Our current MoCA signaling is transmitted within the Channel D-1 MoCA Band starting at 1125 MHZ with a center frequency of 1150 MHz. MoCA signaling is very resilient to impedance changes because of its high rate of transmission. Although an impendence mismatch severe enough will cause a MoCA signal to deviate and vary from one node to another.

The measure of the MoCA signal, captured in Mbps (PHY Rates), is the baseline measure of MoCA integrity within an X1 home network. Every MoCA device has two paths to every other MoCA device on the same network, one for receiving and one for transmitting. Ideal PHY Rate levels range above 200 Mbps; anything less is considered poor.

MoCA signal transmissions are susceptible to traditional internal splitter loss and port-to-port isolation loss (-20 dB thru - 30 dB). A PoE Resonator plays an important role in minimizing the port-to-port isolation loss. The figures below depict generalized signal level losses meant to show the difference in overall loss due to not having a PoE.

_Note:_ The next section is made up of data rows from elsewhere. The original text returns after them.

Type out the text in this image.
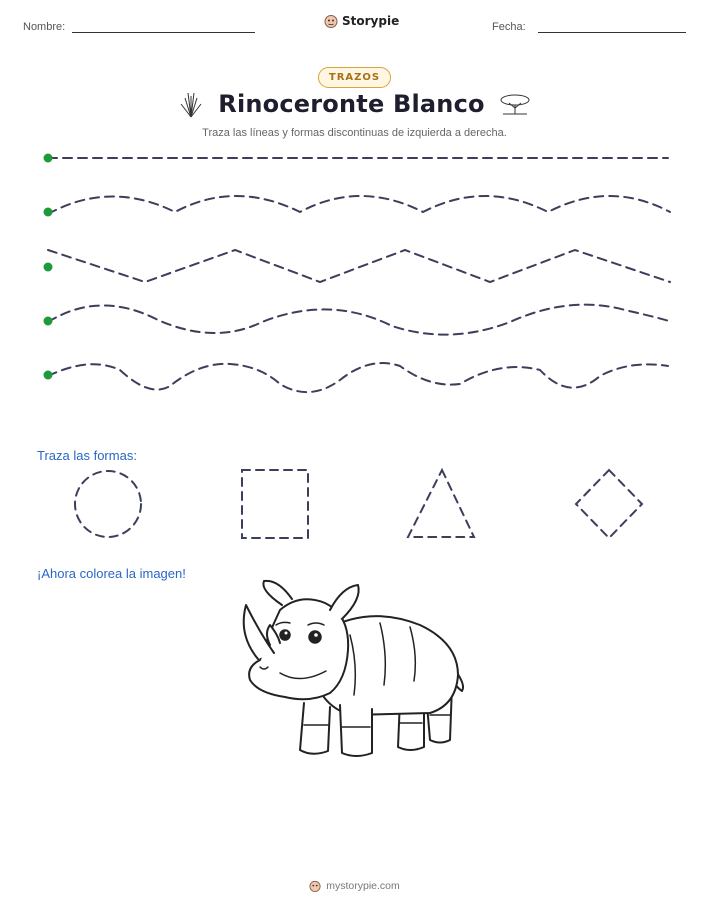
Nombre:	Storypie	Fecha:
TRAZOS
Rinoceronte Blanco
Traza las líneas y formas discontinuas de izquierda a derecha.
Traza las formas:
¡Ahora colorea la imagen!
mystorypie.com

MoCA Enabled Devices and Material

Coaxial Cable; Coaxial Splitters; Coaxial Connectors; Unity Gain Amplifiers (UGA’s); MoCA PoE Resonators, MoCA 2.0 is deployed in most of the RDK Devices.

Equipment Installation and Configuration

The proper installation of a MoCA enabled network is the most important step in ensuring our MoCA capable devices function efficiently in a customer’s home. This job aid outlines the different components and steps required to install and maintain an effective MoCA network.

CPE Installation Fundamentals

First: Set-Top Host Controllers, XG1, and XG2 CPE devices have a built-in DOCSIS Modem, QAM Tuner, and Cable Cards to convert Video QAM and Content into deliverable IP Packets. These packets transmit via a MoCA coaxial network.

Second: Set-Top Terminals, IP Client devices such as Xi3, and XiD CPE devices, take the IP Packets via MoCA and convert them into viewable video streams and content menus. While the terminal set-top is playing Live TV, a Tuner is used from an XG Controller.

Deployed CPE devices such as Xi3 and XiD Set-Top Terminals are 100% reliant on MoCA for Video.

Third: Ensure proper configuration of the Host Controllers and Terminal Set-Tops. All MoCA devices should communicate on the same internal coaxial network using a centralized Splitter or UGA configuration. This ensures that the customer experience and service functionality of X1 Platform is at the highest efficiency.